Saturday February 10, 2007 in the lobby of Faray Mazar Intercontinental Hotel, a group of eight couples are sitting around a table chatting about everything and nothing, and of course about the political situation.

Meanwhile, MP Ibrahim Kanan, a follower of General Aoun, the ally of Hezbollah, with three of his bodyguards, passes by. Unfortunately, one of the men sitting in the table utters the three deadly words “We want to live!” made famous by the “I love Life” campaign of March 14.

MP Kanan stops and glares at that unfortunate person and then moves on…Ten minutes later the MP comes back and stand in front of the table, shouting “what do you mean by you want to live.” The unfortunate man stands up and politely introduces himself saying, “I want live, means I want to come to Faray and have fun, means that I want to send my children to school!”

-“The people you have been following for the past year and a half will lead you to your own destruction” vehemently answers the Aounist MP.”

“I am not here to get into a political discussion, I just want to go out and have some fun with my friends. Thank it was nice meeting you!”, answered back the unfortunate person.

-“I am the MP of this Qadaa, and this is my region, you will hear what I have to say!!!”

“No thank you, I told you I am not here to discuss politics!”

The unfortunate man turns and start heading back towards his table to sit down.

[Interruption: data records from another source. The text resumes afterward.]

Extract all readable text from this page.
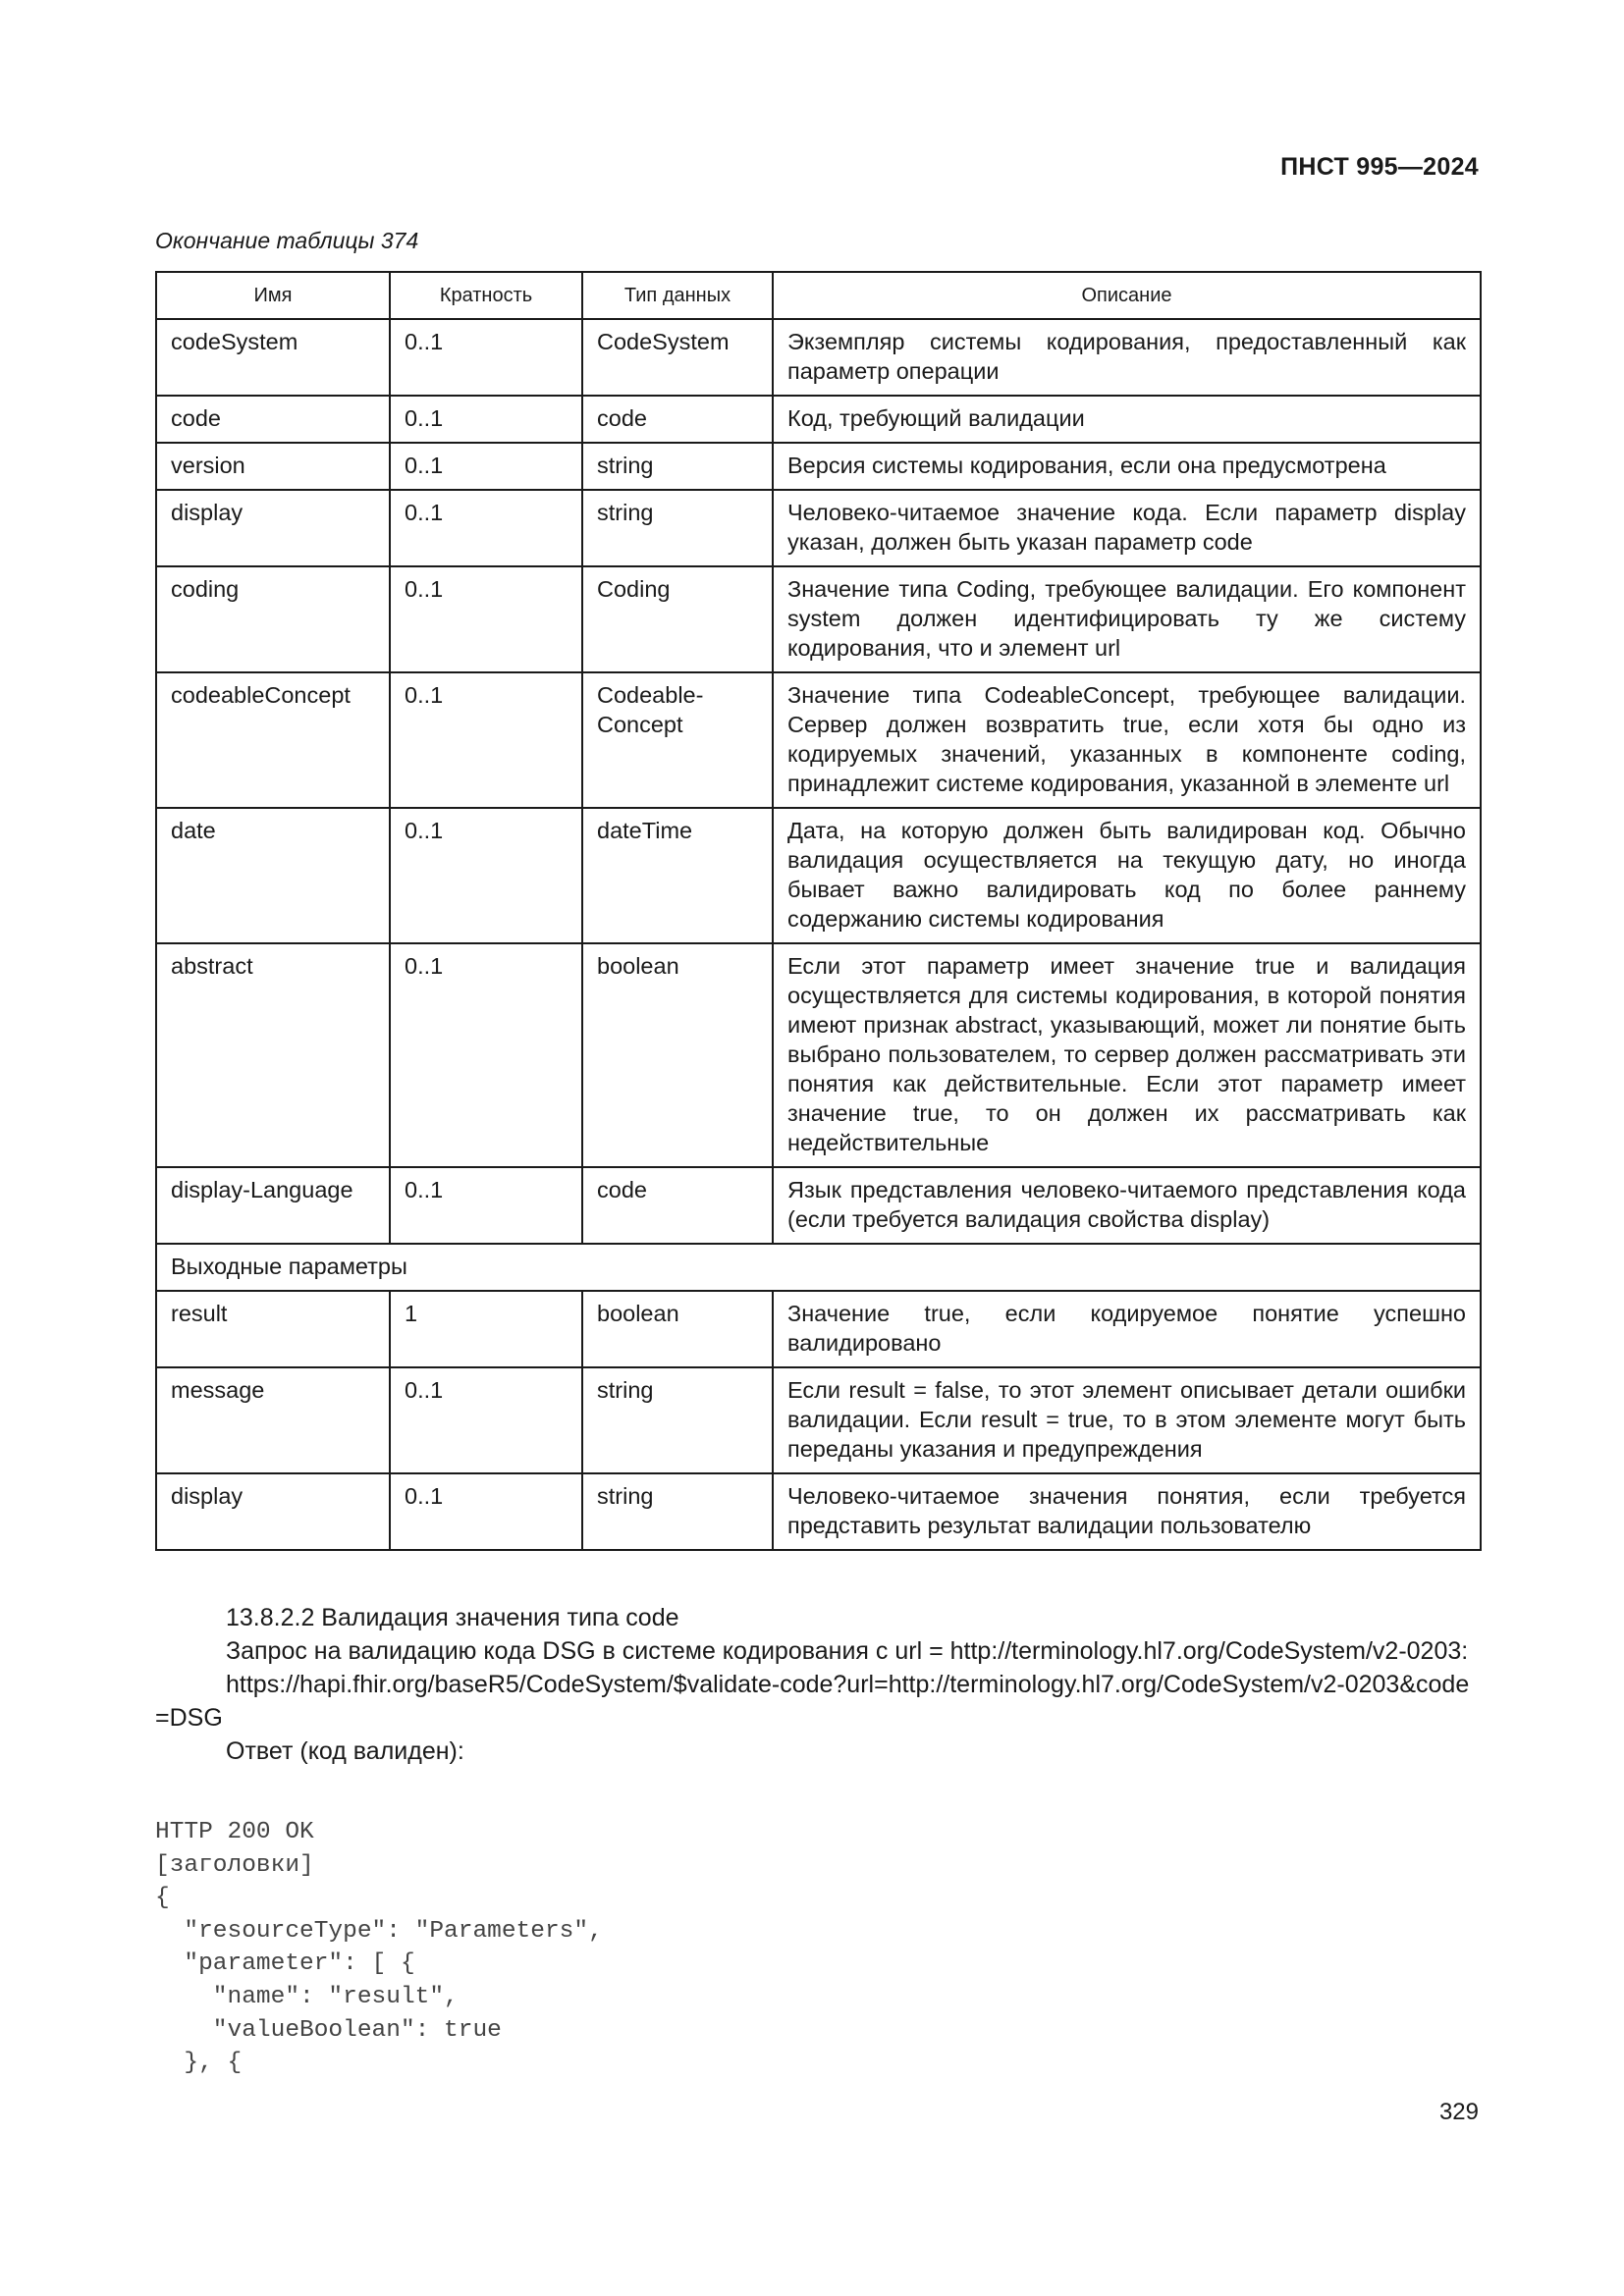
ПНСТ 995—2024
Окончание таблицы 374
Имя	Кратность	Тип данных	Описание
codeSystem	0..1	CodeSystem	Экземпляр системы кодирования, предоставленный как параметр операции
code	0..1	code	Код, требующий валидации
version	0..1	string	Версия системы кодирования, если она предусмотрена
display	0..1	string	Человеко-читаемое значение кода. Если параметр display указан, должен быть указан параметр code
coding	0..1	Coding	Значение типа Coding, требующее валидации. Его компонент system должен идентифицировать ту же систему кодирования, что и элемент url
codeableConcept	0..1	Codeable-Concept	Значение типа CodeableConcept, требующее валидации. Сервер должен возвратить true, если хотя бы одно из кодируемых значений, указанных в компоненте coding, принадлежит системе кодирования, указанной в элементе url
date	0..1	dateTime	Дата, на которую должен быть валидирован код. Обычно валидация осуществляется на текущую дату, но иногда бывает важно валидировать код по более раннему содержанию системы кодирования
abstract	0..1	boolean	Если этот параметр имеет значение true и валидация осуществляется для системы кодирования, в которой понятия имеют признак abstract, указывающий, может ли понятие быть выбрано пользователем, то сервер должен рассматривать эти понятия как действительные. Если этот параметр имеет значение true, то он должен их рассматривать как недействительные
display-Language	0..1	code	Язык представления человеко-читаемого представления кода (если требуется валидация свойства display)
Выходные параметры			
result	1	boolean	Значение true, если кодируемое понятие успешно валидировано
message	0..1	string	Если result = false, то этот элемент описывает детали ошибки валидации. Если result = true, то в этом элементе могут быть переданы указания и предупреждения
display	0..1	string	Человеко-читаемое значения понятия, если требуется представить результат валидации пользователю

13.8.2.2 Валидация значения типа code

Запрос на валидацию кода DSG в системе кодирования с url = http://terminology.hl7.org/CodeSystem/v2-0203:

https://hapi.fhir.org/baseR5/CodeSystem/$validate-code?url=http://terminology.hl7.org/CodeSystem/v2-0203&code=DSG

Ответ (код валиден):

HTTP 200 OK
[заголовки]
{
"resourceType": "Parameters",
"parameter": [ {
"name": "result",
"valueBoolean": true
}, {
329
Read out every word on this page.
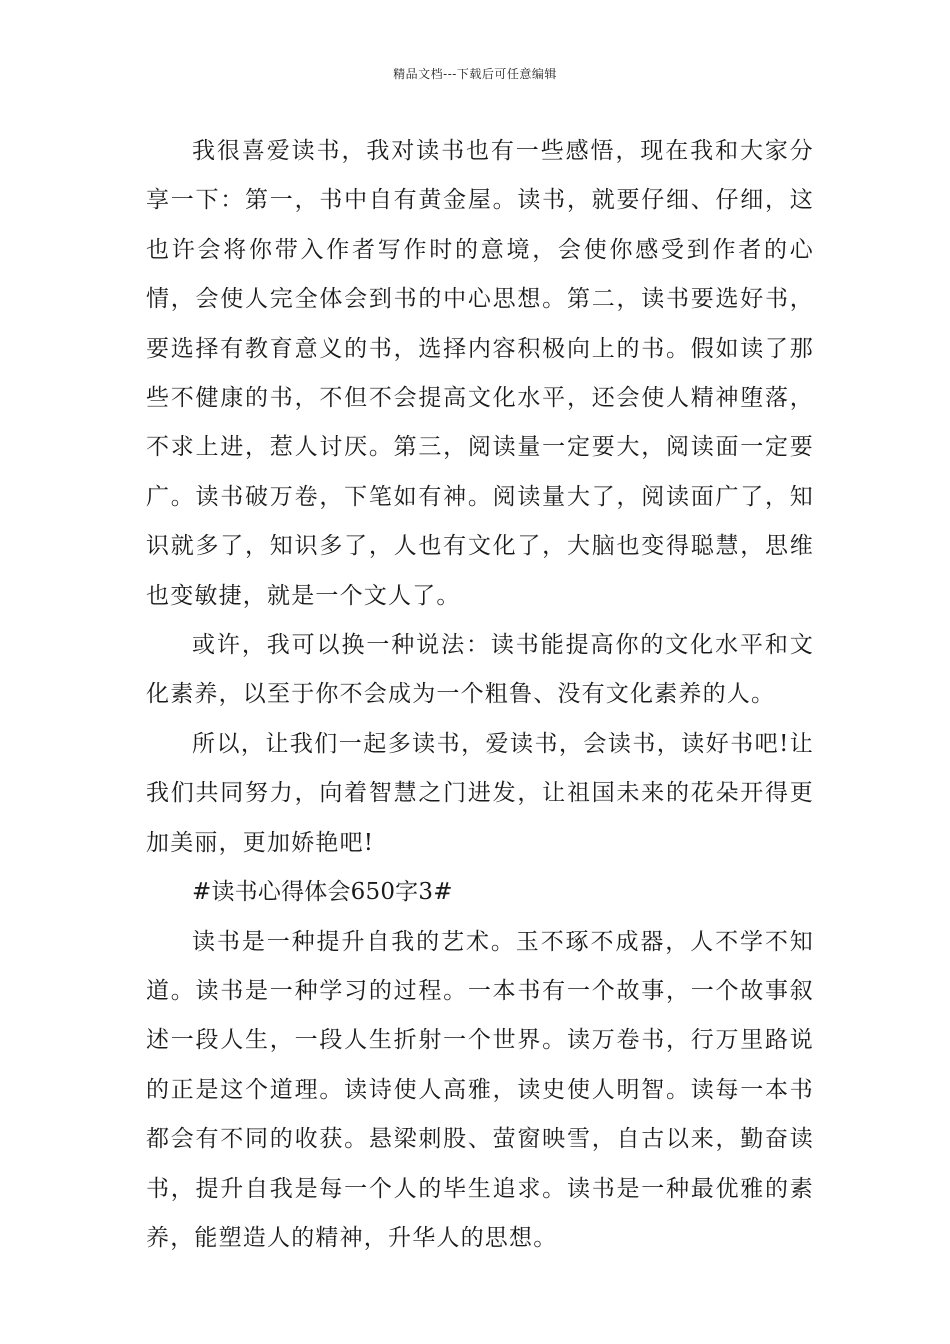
精品文档---下载后可任意编辑

我很喜爱读书，我对读书也有一些感悟，现在我和大家分享一下：第一，书中自有黄金屋。读书，就要仔细、仔细，这也许会将你带入作者写作时的意境，会使你感受到作者的心情，会使人完全体会到书的中心思想。第二，读书要选好书，要选择有教育意义的书，选择内容积极向上的书。假如读了那些不健康的书，不但不会提高文化水平，还会使人精神堕落，不求上进，惹人讨厌。第三，阅读量一定要大，阅读面一定要广。读书破万卷，下笔如有神。阅读量大了，阅读面广了，知识就多了，知识多了，人也有文化了，大脑也变得聪慧，思维也变敏捷，就是一个文人了。

或许，我可以换一种说法：读书能提高你的文化水平和文化素养，以至于你不会成为一个粗鲁、没有文化素养的人。

所以，让我们一起多读书，爱读书，会读书，读好书吧!让我们共同努力，向着智慧之门进发，让祖国未来的花朵开得更加美丽，更加娇艳吧!

#读书心得体会650字3#

读书是一种提升自我的艺术。玉不琢不成器，人不学不知道。读书是一种学习的过程。一本书有一个故事，一个故事叙述一段人生，一段人生折射一个世界。读万卷书，行万里路说的正是这个道理。读诗使人高雅，读史使人明智。读每一本书都会有不同的收获。悬梁刺股、萤窗映雪，自古以来，勤奋读书，提升自我是每一个人的毕生追求。读书是一种最优雅的素养，能塑造人的精神，升华人的思想。
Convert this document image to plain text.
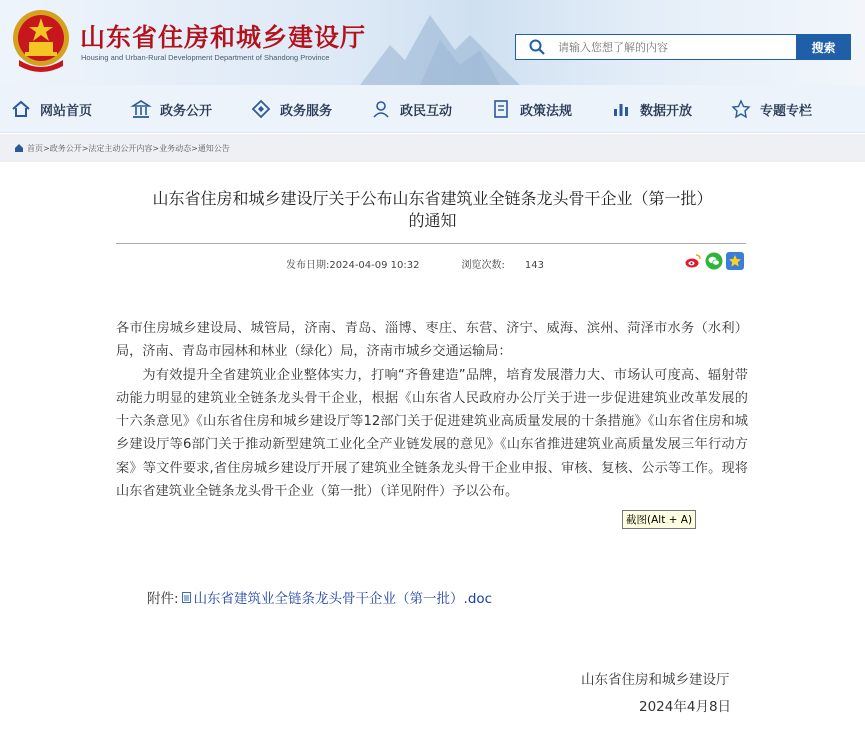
山东省住房和城乡建设厅
Housing and Urban-Rural Development Department of Shandong Province
请输入您想了解的内容
搜索
网站首页	政务公开	政务服务	政民互动	政策法规	数据开放	专题专栏
首页 > 政务公开 > 法定主动公开内容 > 业务动态 > 通知公告
山东省住房和城乡建设厅关于公布山东省建筑业全链条龙头骨干企业（第一批）
的通知
发布日期:2024-04-09 10:32	浏览次数: 143

各市住房城乡建设局、城管局，济南、青岛、淄博、枣庄、东营、济宁、威海、滨州、菏泽市水务（水利）局，济南、青岛市园林和林业（绿化）局，济南市城乡交通运输局：

为有效提升全省建筑业企业整体实力，打响“齐鲁建造”品牌，培育发展潜力大、市场认可度高、辐射带动能力明显的建筑业全链条龙头骨干企业，根据《山东省人民政府办公厅关于进一步促进建筑业改革发展的十六条意见》《山东省住房和城乡建设厅等12部门关于促进建筑业高质量发展的十条措施》《山东省住房和城乡建设厅等6部门关于推动新型建筑工业化全产业链发展的意见》《山东省推进建筑业高质量发展三年行动方案》等文件要求,省住房城乡建设厅开展了建筑业全链条龙头骨干企业申报、审核、复核、公示等工作。现将山东省建筑业全链条龙头骨干企业（第一批）（详见附件）予以公布。

截图(Alt + A)
附件: 山东省建筑业全链条龙头骨干企业（第一批）.doc
山东省住房和城乡建设厅
2024年4月8日
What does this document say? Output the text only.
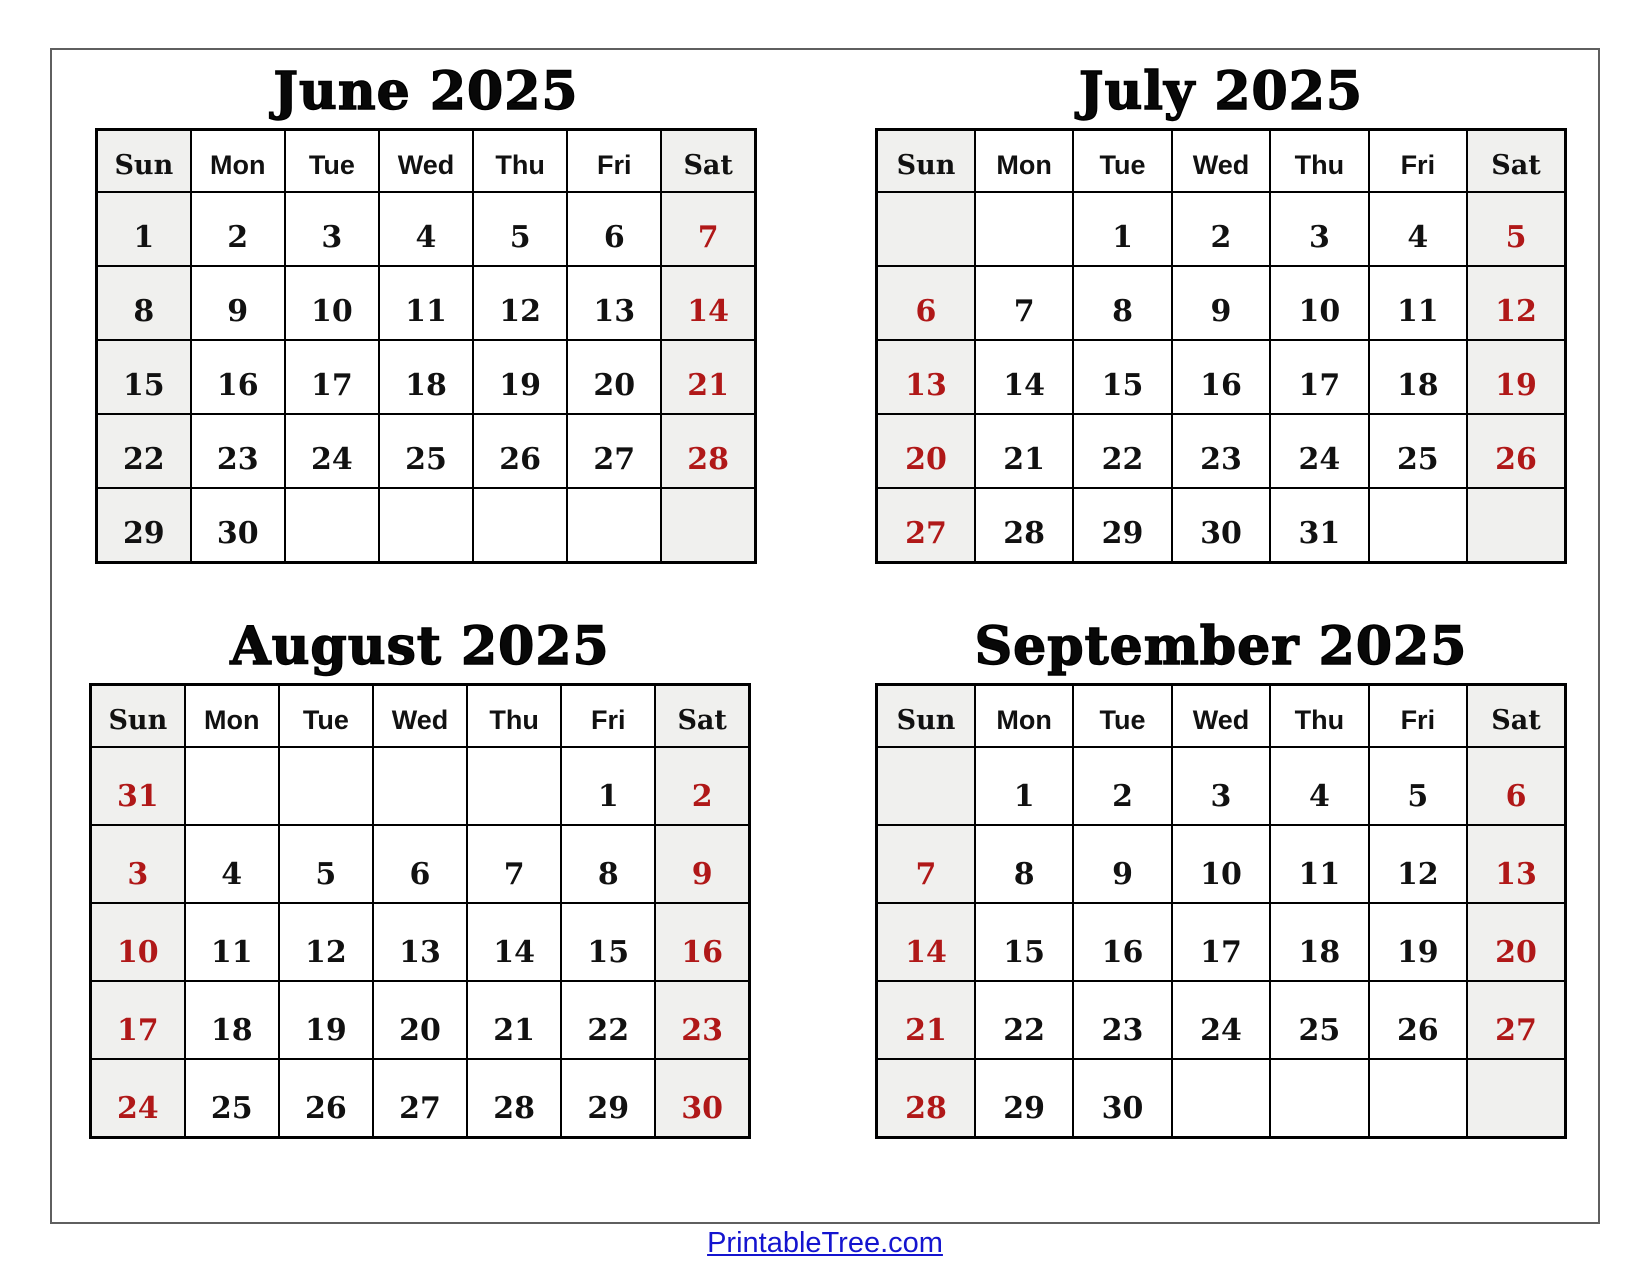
June 2025
Sun	Mon	Tue	Wed	Thu	Fri	Sat
1	2	3	4	5	6	7
8	9	10	11	12	13	14
15	16	17	18	19	20	21
22	23	24	25	26	27	28
29	30					
July 2025
Sun	Mon	Tue	Wed	Thu	Fri	Sat
		1	2	3	4	5
6	7	8	9	10	11	12
13	14	15	16	17	18	19
20	21	22	23	24	25	26
27	28	29	30	31		
August 2025
Sun	Mon	Tue	Wed	Thu	Fri	Sat
31					1	2
3	4	5	6	7	8	9
10	11	12	13	14	15	16
17	18	19	20	21	22	23
24	25	26	27	28	29	30
September 2025
Sun	Mon	Tue	Wed	Thu	Fri	Sat
	1	2	3	4	5	6
7	8	9	10	11	12	13
14	15	16	17	18	19	20
21	22	23	24	25	26	27
28	29	30				
PrintableTree.com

One of the bodyguards unholsters his weapon, smacks him on the head with its butt from the back and fires two shots in the air!

The unfortunate man is my brother in law, and this happened yesterday in front of my sister and their friends.

Thank you Aoun for your democracy, peacefulness and empty promises, now I can better understand what happened last Tuesday and Thursday. Now I can understand who fired the first shots in those days!

Thank you Ibrahim Knaan and thank you Aoun, we will not fire or even hit you or any of your supporters back, we will just see you in court!

Finally, let me reiterate my brother in law, his wife and my own insistence that “WE WANT TO LIVE!”